The result was the acclaimed 2004 release They Were Wrong, So We Drowned, a challenging record inspired by stories of real-life witch trials. It may have alienated the band’s original fans, but the result was a high-concept record with harsh, unspooling atmospherics. They followed with Drum’s Not Dead, a product of time spent tinkering with electrified percussion in Berlin. Its wilting, ambient closing track, “The Other Side of Mt. Heart Attack,” is arguably the most beautiful music Liars have achieved to date. 2007 saw them pull all this experimentation into an uncanny pop template on Liars, their most accessible offering — not quite a return to form, but certainly a return to greasy, unambiguous rock.

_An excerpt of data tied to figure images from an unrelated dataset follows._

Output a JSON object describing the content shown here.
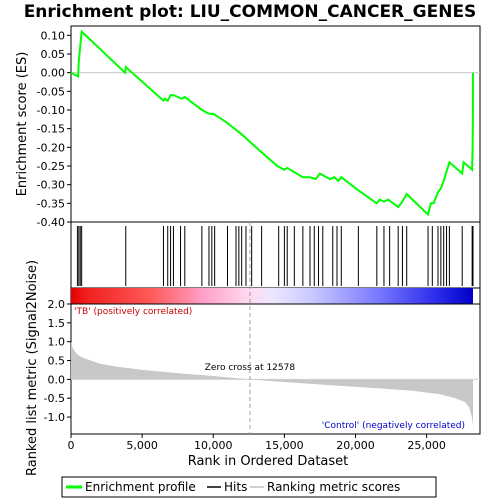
{
  "chart_data": {
    "type": "line",
    "title": "Enrichment plot: LIU_COMMON_CANCER_GENES",
    "es_panel": {
      "ylabel": "Enrichment score (ES)",
      "ylim": [
        -0.4,
        0.125
      ],
      "yticks": [
        "0.10",
        "0.05",
        "0.00",
        "-0.05",
        "-0.10",
        "-0.15",
        "-0.20",
        "-0.25",
        "-0.30",
        "-0.35",
        "-0.40"
      ],
      "ytick_values": [
        0.1,
        0.05,
        0.0,
        -0.05,
        -0.1,
        -0.15,
        -0.2,
        -0.25,
        -0.3,
        -0.35,
        -0.4
      ],
      "line_color": "#00ff00",
      "series": [
        {
          "name": "Enrichment profile",
          "x": [
            0,
            500,
            550,
            650,
            750,
            3800,
            3850,
            6500,
            6600,
            6800,
            7000,
            7200,
            7800,
            8000,
            9200,
            9700,
            10000,
            11000,
            12000,
            13000,
            14500,
            15000,
            15200,
            16300,
            16800,
            17200,
            17500,
            18200,
            18500,
            18800,
            19000,
            20200,
            21500,
            21700,
            22000,
            22300,
            23000,
            23300,
            23600,
            25100,
            25300,
            25500,
            25800,
            26000,
            26200,
            26400,
            26600,
            27500,
            27600,
            28200,
            28230,
            28250,
            28260
          ],
          "y": [
            0.0,
            -0.01,
            0.03,
            0.07,
            0.11,
            0.0,
            0.015,
            -0.075,
            -0.07,
            -0.075,
            -0.06,
            -0.06,
            -0.07,
            -0.065,
            -0.1,
            -0.11,
            -0.11,
            -0.135,
            -0.165,
            -0.2,
            -0.25,
            -0.26,
            -0.255,
            -0.28,
            -0.28,
            -0.285,
            -0.27,
            -0.285,
            -0.28,
            -0.29,
            -0.28,
            -0.315,
            -0.35,
            -0.34,
            -0.345,
            -0.34,
            -0.36,
            -0.345,
            -0.325,
            -0.38,
            -0.35,
            -0.35,
            -0.32,
            -0.31,
            -0.29,
            -0.265,
            -0.24,
            -0.27,
            -0.24,
            -0.26,
            -0.2,
            -0.12,
            0.0
          ]
        }
      ],
      "hits": [
        450,
        550,
        650,
        750,
        3850,
        6500,
        6800,
        7000,
        7200,
        7700,
        8000,
        9200,
        9700,
        9900,
        10100,
        11000,
        11600,
        11800,
        12000,
        12300,
        12700,
        13400,
        14600,
        15000,
        15200,
        15700,
        16300,
        16800,
        17100,
        17400,
        17700,
        18400,
        18700,
        19000,
        20200,
        21500,
        22000,
        22400,
        23000,
        23300,
        23600,
        25100,
        25400,
        25800,
        26000,
        26200,
        26400,
        26600,
        27500,
        28200,
        28260
      ]
    },
    "rank_panel": {
      "ylabel": "Ranked list metric (Signal2Noise)",
      "xlabel": "Rank in Ordered Dataset",
      "ylim": [
        -1.45,
        2.0
      ],
      "yticks": [
        "2.0",
        "1.5",
        "1.0",
        "0.5",
        "0.0",
        "-0.5",
        "-1.0"
      ],
      "ytick_values": [
        2.0,
        1.5,
        1.0,
        0.5,
        0.0,
        -0.5,
        -1.0
      ],
      "xlim": [
        0,
        30000
      ],
      "xticks": [
        "0",
        "5,000",
        "10,000",
        "15,000",
        "20,000",
        "25,000"
      ],
      "xtick_values": [
        0,
        5000,
        10000,
        15000,
        20000,
        25000
      ],
      "metric_x": [
        0,
        100,
        300,
        600,
        1000,
        2000,
        3000,
        5000,
        8000,
        10000,
        12578,
        15000,
        18000,
        21000,
        24000,
        26000,
        27000,
        27700,
        28000,
        28150,
        28260
      ],
      "metric_y": [
        1.0,
        0.85,
        0.72,
        0.62,
        0.55,
        0.42,
        0.35,
        0.25,
        0.15,
        0.09,
        0.0,
        -0.07,
        -0.15,
        -0.22,
        -0.3,
        -0.4,
        -0.5,
        -0.6,
        -0.75,
        -0.95,
        -1.2
      ],
      "zero_cross": 12578,
      "zero_cross_label": "Zero cross at 12578",
      "positive_label": "'TB' (positively correlated)",
      "negative_label": "'Control' (negatively correlated)",
      "positive_color": "#cc0000",
      "negative_color": "#0000cc",
      "fill_color": "#c8c8c8"
    },
    "legend": {
      "items": [
        "Enrichment profile",
        "Hits",
        "Ranking metric scores"
      ],
      "position": "bottom"
    },
    "total_genes": 28260
  }
}
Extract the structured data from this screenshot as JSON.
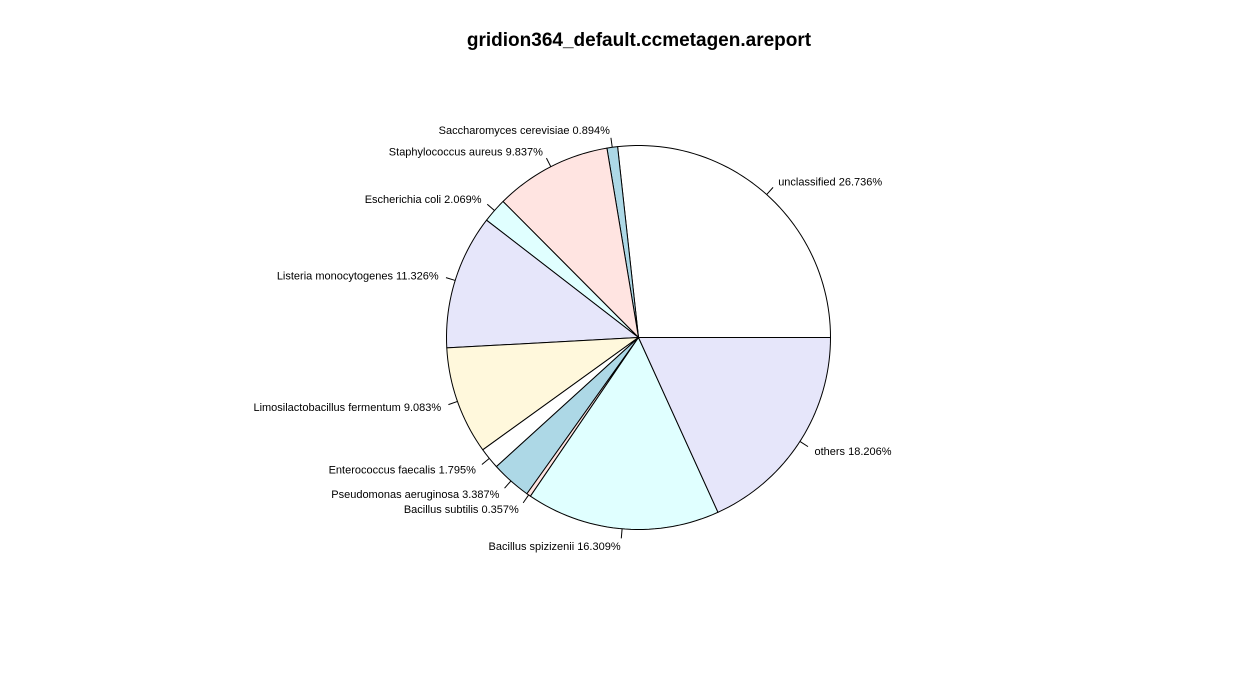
{
  "chart_data": {
    "type": "pie",
    "title": "gridion364_default.ccmetagen.areport",
    "direction": "counterclockwise",
    "start_angle_deg": 0,
    "slices": [
      {
        "label": "unclassified 26.736%",
        "value": 26.736,
        "color": "#ffffff"
      },
      {
        "label": "Saccharomyces cerevisiae 0.894%",
        "value": 0.894,
        "color": "#add8e6"
      },
      {
        "label": "Staphylococcus aureus 9.837%",
        "value": 9.837,
        "color": "#ffe4e1"
      },
      {
        "label": "Escherichia coli 2.069%",
        "value": 2.069,
        "color": "#e0ffff"
      },
      {
        "label": "Listeria monocytogenes 11.326%",
        "value": 11.326,
        "color": "#e6e6fa"
      },
      {
        "label": "Limosilactobacillus fermentum 9.083%",
        "value": 9.083,
        "color": "#fff8dc"
      },
      {
        "label": "Enterococcus faecalis 1.795%",
        "value": 1.795,
        "color": "#ffffff"
      },
      {
        "label": "Pseudomonas aeruginosa 3.387%",
        "value": 3.387,
        "color": "#add8e6"
      },
      {
        "label": "Bacillus subtilis 0.357%",
        "value": 0.357,
        "color": "#ffe4e1"
      },
      {
        "label": "Bacillus spizizenii 16.309%",
        "value": 16.309,
        "color": "#e0ffff"
      },
      {
        "label": "others 18.206%",
        "value": 18.206,
        "color": "#e6e6fa"
      }
    ]
  }
}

Stylistic zigzags notwithstanding, Liars’ music has always come with a caveat: the dividing line between earnestness and pretentiousness can be difficult to draw. Undeniably smart compositions mingle with obscure references and challenges to the underground establishment. But who would call their bluff on music so abrasive and self-assured? Liars’ most impressive achievement, I submit, is in becoming a musical Rorschach test, delivering music that provokes deeply subjective gut reactions. Exactly how they have advanced the art of noise, though, is a matter of unsettled debate.

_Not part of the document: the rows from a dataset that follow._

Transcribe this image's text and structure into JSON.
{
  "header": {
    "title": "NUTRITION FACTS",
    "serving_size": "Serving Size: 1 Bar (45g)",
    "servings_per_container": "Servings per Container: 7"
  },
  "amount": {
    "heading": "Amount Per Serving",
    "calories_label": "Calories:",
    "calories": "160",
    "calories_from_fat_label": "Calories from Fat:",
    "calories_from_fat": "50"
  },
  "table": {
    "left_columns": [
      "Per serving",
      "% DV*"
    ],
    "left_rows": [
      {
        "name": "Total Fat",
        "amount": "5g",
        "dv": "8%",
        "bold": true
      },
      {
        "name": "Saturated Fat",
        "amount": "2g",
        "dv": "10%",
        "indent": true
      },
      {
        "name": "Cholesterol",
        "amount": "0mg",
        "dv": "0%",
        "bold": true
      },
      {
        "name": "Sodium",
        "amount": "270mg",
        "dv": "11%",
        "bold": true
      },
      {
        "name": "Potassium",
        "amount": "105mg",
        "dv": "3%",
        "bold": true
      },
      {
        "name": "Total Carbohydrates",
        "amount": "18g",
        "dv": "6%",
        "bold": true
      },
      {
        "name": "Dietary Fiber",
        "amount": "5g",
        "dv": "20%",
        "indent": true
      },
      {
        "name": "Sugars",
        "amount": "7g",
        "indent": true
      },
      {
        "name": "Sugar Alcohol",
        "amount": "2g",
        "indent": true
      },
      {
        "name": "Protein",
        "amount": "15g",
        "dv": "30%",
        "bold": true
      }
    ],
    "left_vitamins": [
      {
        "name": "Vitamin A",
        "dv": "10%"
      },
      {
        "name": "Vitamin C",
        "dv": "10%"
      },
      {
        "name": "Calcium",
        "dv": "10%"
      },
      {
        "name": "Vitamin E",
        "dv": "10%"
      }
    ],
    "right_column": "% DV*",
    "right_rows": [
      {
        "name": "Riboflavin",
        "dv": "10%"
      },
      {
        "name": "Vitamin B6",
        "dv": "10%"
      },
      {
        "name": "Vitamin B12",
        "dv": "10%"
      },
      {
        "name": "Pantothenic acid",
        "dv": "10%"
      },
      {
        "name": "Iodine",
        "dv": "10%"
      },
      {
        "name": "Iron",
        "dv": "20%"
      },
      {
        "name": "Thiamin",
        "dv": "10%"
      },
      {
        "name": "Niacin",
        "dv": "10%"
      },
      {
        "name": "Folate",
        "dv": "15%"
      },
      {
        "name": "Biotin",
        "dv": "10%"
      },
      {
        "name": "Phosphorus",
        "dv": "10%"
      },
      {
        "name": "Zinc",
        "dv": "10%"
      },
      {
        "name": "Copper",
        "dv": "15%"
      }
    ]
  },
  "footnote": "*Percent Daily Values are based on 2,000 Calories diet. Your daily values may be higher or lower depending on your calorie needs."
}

Sisterworld, their fifth fulllength album, opens on a haunted plain in “Scissor,” which advances with a troubling cello dirge before swerving into shredding mathrock. The emphasis on turbulence over continuity won’t faze their following, but newcomers may experience whiplash. The carnivalesque “No Barrier Fun” sets the tone for the Weimar-era piano and strings of “Here Comes The People,” an early highlight that slides into an industrial drone on “Drip.” That tension is banished by “Scarecrows on a Killer Slant,” with distorted guitar storming over descriptions of urban execution that are chanted like orders.

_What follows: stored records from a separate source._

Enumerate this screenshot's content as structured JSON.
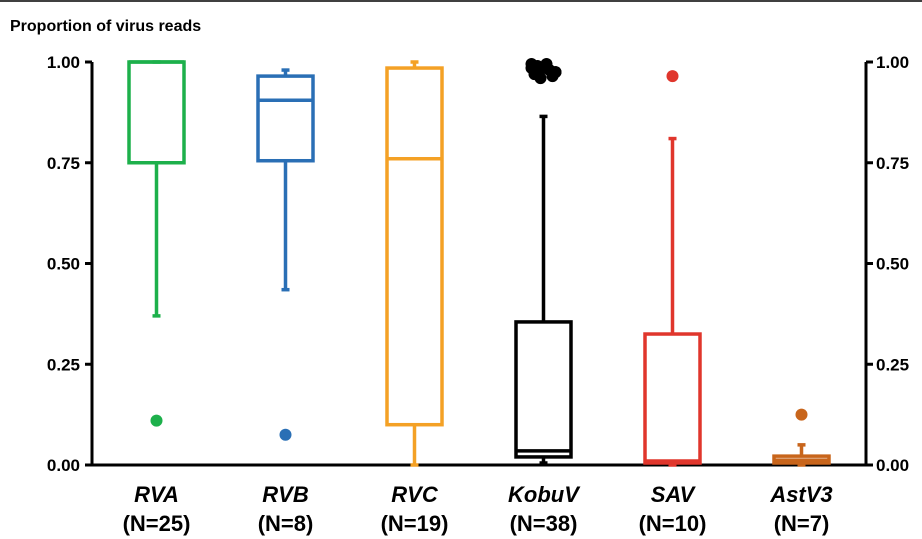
{
  "chart_data": {
    "type": "boxplot",
    "title": "Proportion of virus reads",
    "ylim": [
      0,
      1
    ],
    "yticks": [
      "0.00",
      "0.25",
      "0.50",
      "0.75",
      "1.00"
    ],
    "ytick_values": [
      0,
      0.25,
      0.5,
      0.75,
      1
    ],
    "categories": [
      {
        "name": "RVA",
        "n_label": "(N=25)",
        "color": "#1db04b",
        "whisker_low": 0.37,
        "q1": 0.75,
        "median": 1.0,
        "q3": 1.0,
        "whisker_high": 1.0,
        "outliers": [
          0.11
        ]
      },
      {
        "name": "RVB",
        "n_label": "(N=8)",
        "color": "#2a6fb5",
        "whisker_low": 0.435,
        "q1": 0.755,
        "median": 0.905,
        "q3": 0.965,
        "whisker_high": 0.98,
        "outliers": [
          0.075
        ]
      },
      {
        "name": "RVC",
        "n_label": "(N=19)",
        "color": "#f4a125",
        "whisker_low": 0.0,
        "q1": 0.1,
        "median": 0.76,
        "q3": 0.985,
        "whisker_high": 1.0,
        "outliers": []
      },
      {
        "name": "KobuV",
        "n_label": "(N=38)",
        "color": "#000000",
        "whisker_low": 0.005,
        "q1": 0.02,
        "median": 0.035,
        "q3": 0.355,
        "whisker_high": 0.865,
        "outliers": [
          0.995,
          0.99,
          0.985,
          0.98,
          0.975,
          0.97,
          0.965,
          0.96,
          0.995,
          0.985,
          0.975
        ]
      },
      {
        "name": "SAV",
        "n_label": "(N=10)",
        "color": "#e0362c",
        "whisker_low": 0.0,
        "q1": 0.005,
        "median": 0.01,
        "q3": 0.325,
        "whisker_high": 0.81,
        "outliers": [
          0.965
        ]
      },
      {
        "name": "AstV3",
        "n_label": "(N=7)",
        "color": "#c8651b",
        "whisker_low": 0.0,
        "q1": 0.005,
        "median": 0.012,
        "q3": 0.022,
        "whisker_high": 0.05,
        "outliers": [
          0.125
        ]
      }
    ]
  }
}
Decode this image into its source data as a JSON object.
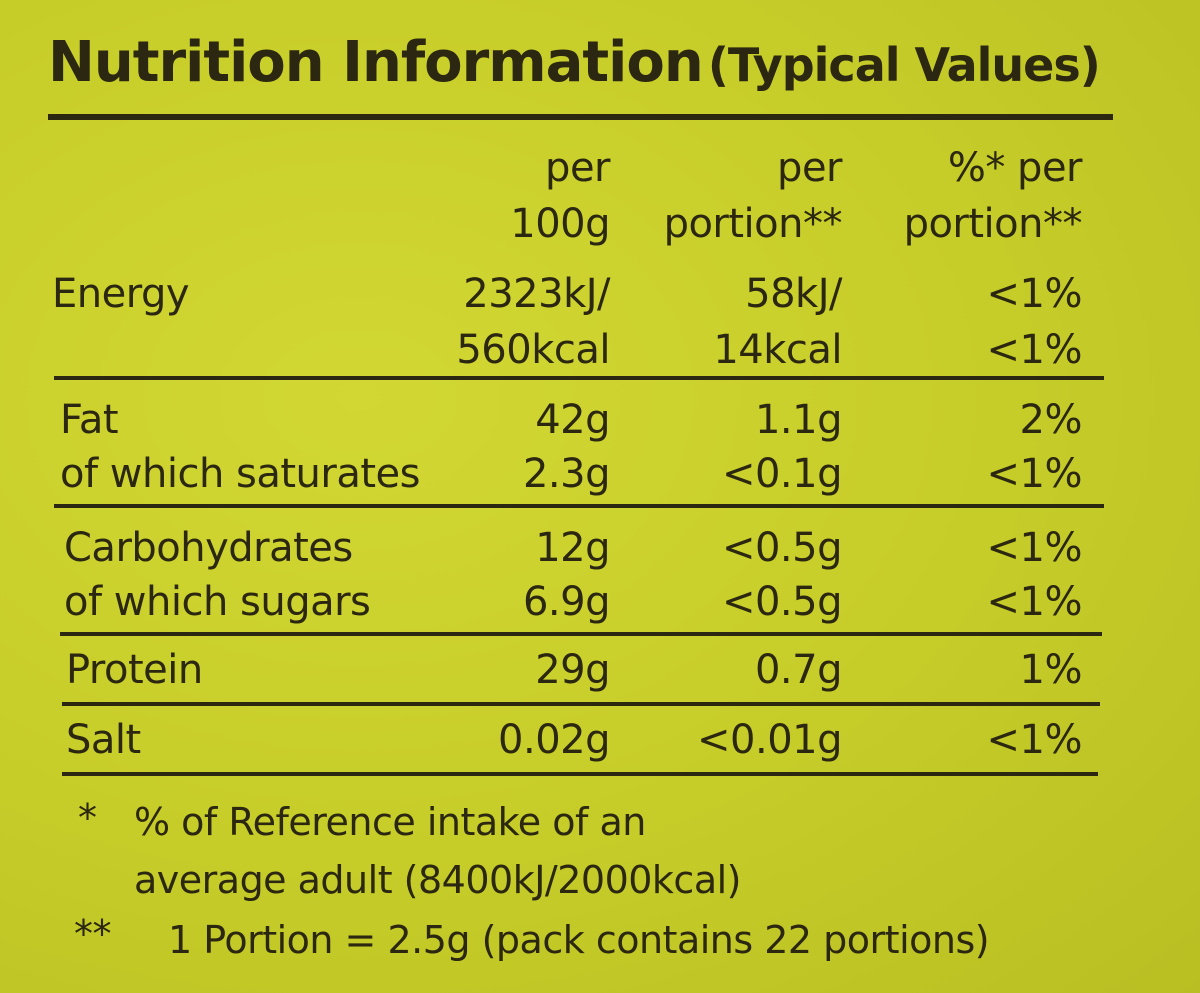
{
  "title": {
    "main": "Nutrition Information",
    "sub": "(Typical Values)"
  },
  "headers": {
    "per_100g_line1": "per",
    "per_100g_line2": "100g",
    "per_portion_line1": "per",
    "per_portion_line2": "portion**",
    "pct_portion_line1": "%* per",
    "pct_portion_line2": "portion**"
  },
  "rows": {
    "energy": {
      "label": "Energy",
      "per100_kj": "2323kJ/",
      "per100_kcal": "560kcal",
      "portion_kj": "58kJ/",
      "portion_kcal": "14kcal",
      "pct_kj": "<1%",
      "pct_kcal": "<1%"
    },
    "fat": {
      "label": "Fat",
      "per100": "42g",
      "portion": "1.1g",
      "pct": "2%"
    },
    "saturates": {
      "label": "of which saturates",
      "per100": "2.3g",
      "portion": "<0.1g",
      "pct": "<1%"
    },
    "carbohydrates": {
      "label": "Carbohydrates",
      "per100": "12g",
      "portion": "<0.5g",
      "pct": "<1%"
    },
    "sugars": {
      "label": "of which sugars",
      "per100": "6.9g",
      "portion": "<0.5g",
      "pct": "<1%"
    },
    "protein": {
      "label": "Protein",
      "per100": "29g",
      "portion": "0.7g",
      "pct": "1%"
    },
    "salt": {
      "label": "Salt",
      "per100": "0.02g",
      "portion": "<0.01g",
      "pct": "<1%"
    }
  },
  "footnotes": {
    "star_marker": "*",
    "star_line1": "% of Reference intake of an",
    "star_line2": "average adult (8400kJ/2000kcal)",
    "double_star_marker": "**",
    "double_star_text": "1 Portion = 2.5g (pack contains 22 portions)"
  }
}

The result is too visceral to shake, and it contrasts sharply with Sisterworld’s otherwise nakedly atmospheric and anti-structural tracks. Along with “Scarecrows,” only “Proud Evolution,” with its motoric propulsion and sun-scoured delay effects, and the shimmering “Too Much, Too Much,” featuring a strangely gentle bassoon, seem to be the same song at the end as they were at the beginning. More often on Sisterworld, moods of slow decay are set and aggressively upended: “I Still Can See an Outside World” is first a damaged lullaby, then that lullaby’s doom-metal inversion. The brassy death-march “Goodnight Everything” is less successful, insidious more than affecting; and much like Sisterworld as a whole, it works best in its exoskeletal first act, where heavy ambient hollows are sustained at the center of a thin, peeling layer of sound.
Because Liars are restless, inventive heavyweights, it’s fair to ask where Sisterworld fits in their schizophrenic oeuvre, and within the messy arc of experimental rock at large. What demands admiration is that within this fractured genre — one that shares postmodern literature’s penchant for virtuosic games that keep audiences at a cold distance — Liars cannot be written off as frigid. Their attack is as much physical as mental, empathetic as well as merciless — often all at once. They will assuredly live on as an uncompromising cult act. Sisterworld, though, is more likely to fall through the cracks, reminding us that Liars occasionally serve up more bark than bite, offering scant coherence or commentary. Which may be the point. Yet even on that obscurantist front, Sisterworld is a mixed bag, mired in soundscaping that feels modest and weak amid a repertoire of ambitious projects like We Were Wrong … and Drum’s Not Dead. It’s not without its nasty charms, of course, but Sisterworld’s scraps of paranoia and netherworld might be more striking coming from a band without so many musical successes in its rearview mirror.